Al paso de las noches, Wañuchej, el asesino, el matador, se crió con la sangre de los pastores que, solitarios, cuidaban sus corderos; con la carne de los niños que, traicionados por su propio cuerpo, salían de sus casas a orinar; con los gritos de las señoras que salían sin miradas ajenas a buscar el pan caliente del horno de barro. Su técnica era cada vez mejor, y su fama aumentaba de cena en cena. Cambiaba de poblado si así lo creía necesario; era astuto como ninguno.
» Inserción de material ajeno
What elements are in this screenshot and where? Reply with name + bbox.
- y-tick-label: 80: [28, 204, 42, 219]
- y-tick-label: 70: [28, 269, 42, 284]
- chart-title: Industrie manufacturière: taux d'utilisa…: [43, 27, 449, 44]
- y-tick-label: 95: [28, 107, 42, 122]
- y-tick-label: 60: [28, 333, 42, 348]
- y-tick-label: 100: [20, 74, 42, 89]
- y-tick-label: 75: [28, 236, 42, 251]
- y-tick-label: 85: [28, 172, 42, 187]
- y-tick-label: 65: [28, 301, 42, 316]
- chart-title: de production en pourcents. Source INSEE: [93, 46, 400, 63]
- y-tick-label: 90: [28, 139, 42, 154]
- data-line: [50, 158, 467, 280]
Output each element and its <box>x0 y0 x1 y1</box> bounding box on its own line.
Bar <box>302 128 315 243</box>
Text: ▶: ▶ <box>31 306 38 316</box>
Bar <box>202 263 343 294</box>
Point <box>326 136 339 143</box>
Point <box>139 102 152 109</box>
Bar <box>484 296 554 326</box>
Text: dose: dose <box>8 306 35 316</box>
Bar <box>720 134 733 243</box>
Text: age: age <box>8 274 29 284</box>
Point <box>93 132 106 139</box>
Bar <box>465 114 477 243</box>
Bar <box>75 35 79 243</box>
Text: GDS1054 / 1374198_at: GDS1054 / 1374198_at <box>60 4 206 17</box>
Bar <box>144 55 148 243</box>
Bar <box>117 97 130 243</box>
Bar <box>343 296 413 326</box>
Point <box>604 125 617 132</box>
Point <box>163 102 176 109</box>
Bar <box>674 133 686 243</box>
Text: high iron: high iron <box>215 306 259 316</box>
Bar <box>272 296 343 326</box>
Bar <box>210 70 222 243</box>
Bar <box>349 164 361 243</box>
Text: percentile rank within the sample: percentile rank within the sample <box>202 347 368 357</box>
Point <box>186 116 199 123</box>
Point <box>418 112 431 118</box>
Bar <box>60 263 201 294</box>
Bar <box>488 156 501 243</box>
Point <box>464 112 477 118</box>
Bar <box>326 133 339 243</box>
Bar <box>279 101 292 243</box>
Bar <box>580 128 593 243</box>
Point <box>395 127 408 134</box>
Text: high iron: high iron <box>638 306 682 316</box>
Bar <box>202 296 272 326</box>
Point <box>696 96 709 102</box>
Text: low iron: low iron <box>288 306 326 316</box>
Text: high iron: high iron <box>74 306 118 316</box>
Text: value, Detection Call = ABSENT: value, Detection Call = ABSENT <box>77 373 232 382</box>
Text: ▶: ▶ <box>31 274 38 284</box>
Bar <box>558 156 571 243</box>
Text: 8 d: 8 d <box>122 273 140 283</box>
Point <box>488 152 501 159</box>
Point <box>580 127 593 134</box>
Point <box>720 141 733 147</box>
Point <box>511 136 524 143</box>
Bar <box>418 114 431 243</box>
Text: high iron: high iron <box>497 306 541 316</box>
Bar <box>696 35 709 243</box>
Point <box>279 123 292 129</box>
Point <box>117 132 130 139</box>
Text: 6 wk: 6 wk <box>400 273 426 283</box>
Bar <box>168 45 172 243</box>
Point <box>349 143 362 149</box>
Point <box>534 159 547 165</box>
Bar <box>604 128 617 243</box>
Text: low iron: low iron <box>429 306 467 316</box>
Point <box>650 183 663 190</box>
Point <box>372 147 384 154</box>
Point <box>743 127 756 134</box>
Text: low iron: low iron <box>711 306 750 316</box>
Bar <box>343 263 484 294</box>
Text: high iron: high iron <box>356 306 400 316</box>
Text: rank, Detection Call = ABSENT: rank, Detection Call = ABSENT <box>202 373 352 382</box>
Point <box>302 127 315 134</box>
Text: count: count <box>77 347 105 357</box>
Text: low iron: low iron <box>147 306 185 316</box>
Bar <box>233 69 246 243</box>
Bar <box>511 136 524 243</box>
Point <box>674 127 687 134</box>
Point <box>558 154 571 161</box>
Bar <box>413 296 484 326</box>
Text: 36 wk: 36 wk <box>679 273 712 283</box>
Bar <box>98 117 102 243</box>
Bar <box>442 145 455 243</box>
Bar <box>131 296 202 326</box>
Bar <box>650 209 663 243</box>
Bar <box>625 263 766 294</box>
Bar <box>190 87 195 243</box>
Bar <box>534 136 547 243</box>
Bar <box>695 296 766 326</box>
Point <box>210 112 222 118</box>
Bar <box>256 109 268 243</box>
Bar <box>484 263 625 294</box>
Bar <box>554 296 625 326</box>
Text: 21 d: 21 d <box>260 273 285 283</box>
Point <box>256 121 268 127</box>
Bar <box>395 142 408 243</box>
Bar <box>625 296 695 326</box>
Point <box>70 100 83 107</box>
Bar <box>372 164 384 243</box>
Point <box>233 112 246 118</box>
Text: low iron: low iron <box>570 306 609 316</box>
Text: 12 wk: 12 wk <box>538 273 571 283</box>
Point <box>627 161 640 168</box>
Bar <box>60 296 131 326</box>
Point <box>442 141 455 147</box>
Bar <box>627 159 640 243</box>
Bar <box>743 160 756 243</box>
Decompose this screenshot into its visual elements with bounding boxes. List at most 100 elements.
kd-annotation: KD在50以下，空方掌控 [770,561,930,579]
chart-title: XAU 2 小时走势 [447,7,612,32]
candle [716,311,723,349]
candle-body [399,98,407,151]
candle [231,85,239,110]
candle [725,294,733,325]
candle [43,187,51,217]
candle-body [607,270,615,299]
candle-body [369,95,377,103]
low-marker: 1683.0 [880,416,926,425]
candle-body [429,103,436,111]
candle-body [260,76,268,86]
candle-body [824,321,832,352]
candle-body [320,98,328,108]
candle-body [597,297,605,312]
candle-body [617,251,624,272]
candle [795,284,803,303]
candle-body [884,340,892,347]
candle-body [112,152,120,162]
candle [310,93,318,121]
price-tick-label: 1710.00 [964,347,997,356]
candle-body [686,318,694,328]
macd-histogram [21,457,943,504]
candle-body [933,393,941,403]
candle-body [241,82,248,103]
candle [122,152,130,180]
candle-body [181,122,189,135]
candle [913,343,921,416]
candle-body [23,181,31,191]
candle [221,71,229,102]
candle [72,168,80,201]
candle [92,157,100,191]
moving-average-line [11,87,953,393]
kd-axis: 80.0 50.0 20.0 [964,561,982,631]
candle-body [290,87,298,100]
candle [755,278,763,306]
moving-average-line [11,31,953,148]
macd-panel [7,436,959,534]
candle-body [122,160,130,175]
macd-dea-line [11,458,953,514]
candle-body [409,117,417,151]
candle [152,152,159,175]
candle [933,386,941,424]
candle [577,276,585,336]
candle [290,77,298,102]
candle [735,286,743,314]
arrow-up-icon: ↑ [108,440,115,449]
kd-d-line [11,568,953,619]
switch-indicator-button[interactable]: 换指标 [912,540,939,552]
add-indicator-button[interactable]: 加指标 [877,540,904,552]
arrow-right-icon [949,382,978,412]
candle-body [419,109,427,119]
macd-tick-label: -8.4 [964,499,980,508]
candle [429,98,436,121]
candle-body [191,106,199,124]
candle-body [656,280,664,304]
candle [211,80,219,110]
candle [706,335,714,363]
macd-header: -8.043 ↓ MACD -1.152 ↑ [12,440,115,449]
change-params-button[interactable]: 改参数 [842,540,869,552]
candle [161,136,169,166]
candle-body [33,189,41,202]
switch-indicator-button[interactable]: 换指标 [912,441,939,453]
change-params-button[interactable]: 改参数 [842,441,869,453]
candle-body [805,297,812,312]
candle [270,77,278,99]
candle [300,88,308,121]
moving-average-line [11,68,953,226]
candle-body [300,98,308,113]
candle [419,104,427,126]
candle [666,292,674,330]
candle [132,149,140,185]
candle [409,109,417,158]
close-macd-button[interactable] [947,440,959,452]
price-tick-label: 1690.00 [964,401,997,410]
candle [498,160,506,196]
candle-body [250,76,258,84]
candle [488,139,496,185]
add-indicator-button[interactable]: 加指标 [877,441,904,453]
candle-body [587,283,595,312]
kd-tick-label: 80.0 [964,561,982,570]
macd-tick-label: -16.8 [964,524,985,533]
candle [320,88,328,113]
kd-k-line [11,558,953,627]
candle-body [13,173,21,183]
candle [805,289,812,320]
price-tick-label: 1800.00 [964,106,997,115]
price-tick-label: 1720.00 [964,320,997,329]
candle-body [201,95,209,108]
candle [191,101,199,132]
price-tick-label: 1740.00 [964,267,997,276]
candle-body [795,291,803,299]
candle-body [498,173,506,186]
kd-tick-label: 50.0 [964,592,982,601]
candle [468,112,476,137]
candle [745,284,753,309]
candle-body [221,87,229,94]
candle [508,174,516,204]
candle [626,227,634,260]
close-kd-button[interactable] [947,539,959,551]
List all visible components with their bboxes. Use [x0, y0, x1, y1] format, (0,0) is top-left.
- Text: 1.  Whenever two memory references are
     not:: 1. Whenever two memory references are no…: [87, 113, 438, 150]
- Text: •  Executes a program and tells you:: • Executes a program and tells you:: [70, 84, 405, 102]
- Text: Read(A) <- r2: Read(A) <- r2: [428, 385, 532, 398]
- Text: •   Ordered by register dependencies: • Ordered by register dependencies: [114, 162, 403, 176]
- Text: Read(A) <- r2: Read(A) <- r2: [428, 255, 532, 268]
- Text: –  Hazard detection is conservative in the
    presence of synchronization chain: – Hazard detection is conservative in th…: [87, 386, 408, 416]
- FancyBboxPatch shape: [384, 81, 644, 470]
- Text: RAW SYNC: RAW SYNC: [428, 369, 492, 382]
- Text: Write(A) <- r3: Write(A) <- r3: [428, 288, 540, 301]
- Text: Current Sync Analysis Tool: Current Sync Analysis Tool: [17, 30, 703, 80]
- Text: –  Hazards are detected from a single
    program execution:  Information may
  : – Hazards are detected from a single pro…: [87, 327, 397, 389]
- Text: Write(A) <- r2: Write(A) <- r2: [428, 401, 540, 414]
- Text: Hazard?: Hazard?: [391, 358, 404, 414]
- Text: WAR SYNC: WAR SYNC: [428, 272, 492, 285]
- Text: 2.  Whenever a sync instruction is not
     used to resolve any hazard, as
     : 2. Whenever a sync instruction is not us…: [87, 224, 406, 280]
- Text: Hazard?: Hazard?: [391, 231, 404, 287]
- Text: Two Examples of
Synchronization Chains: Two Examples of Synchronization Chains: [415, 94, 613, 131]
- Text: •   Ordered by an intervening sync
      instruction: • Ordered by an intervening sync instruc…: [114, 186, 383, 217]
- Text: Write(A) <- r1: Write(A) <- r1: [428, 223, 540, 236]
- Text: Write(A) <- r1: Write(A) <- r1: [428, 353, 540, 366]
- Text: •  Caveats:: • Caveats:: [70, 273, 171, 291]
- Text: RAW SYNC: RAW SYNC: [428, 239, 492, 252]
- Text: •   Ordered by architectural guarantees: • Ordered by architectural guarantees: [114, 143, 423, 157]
Una noche, en un septiembre de 1898, sucedió algo sin precedente. Mario Cativa estaba apoyado en el adobe de su casa, mirando el cerro, aquél mismo cerro que su hermano subió un día para quedar del otro lado, en el estómago del demonio. A su lado estaba su padre ya viejo, curtido por la añoranza y la desdicha. La luna, sin ni siquiera un chasquido, mostró la imagen de Wañuchej en la cima de la montaña. Los dos corazones hicieron saltar los cuerpos de padre e hijo. El animal, enorme, majestuoso más que de costumbre, comenzó a descender a paso triunfal por la ladera. Pero algo había al lado de la bestia. Una figura mucho más pequeña lo acompañaba, dando saltos cortitos. Mario miró a su padre. Sus ojos eran un oasis en esa piel marchita y arrugada. No decía nada, pero no hacía falta. Pedro tenía la mirada clavada en la de Wañuchej. Pero no era una mirada de temor, mucho menos de odio. Más bien, era la de un viejo aprendido que perdona a su amigo equivocado. Se levantó y caminó hacia la criatura. Se detuvieron a pocos metros, y se quedaron allí parados. Wañuchej lo miraba con su cabeza hacia arriba, y su hijo al lado. Pasaron algunos segundos así; cualquier palabra o gemido hubiera quebrado el momento. Catorce años habían pasado desde aquella noche de iniciación. Catorce años, en los que la vida cambió totalmente. Catorce años, y Pedro esperó siempre este momento. El león, con los bigotes ya blancos, agachó la cabeza, y la apoyó en la tierra. De sus enormes ojos brotó una gota roja, que se perdió rápidamente entre el polvo. Se dio vuelta, y se fue casi arrastrando las pesadas patas. El pequeño león seguía allí, inmóvil, mirando a Mario, que seguía apoyado contra la pared. Giró la cabeza para ver a su padre que se alejaba, y volvió a mirar a Pedro. Según cuentan los viejos, la Winchester esa noche fue certera, y nunca más se volvió a ver a Wañuchej.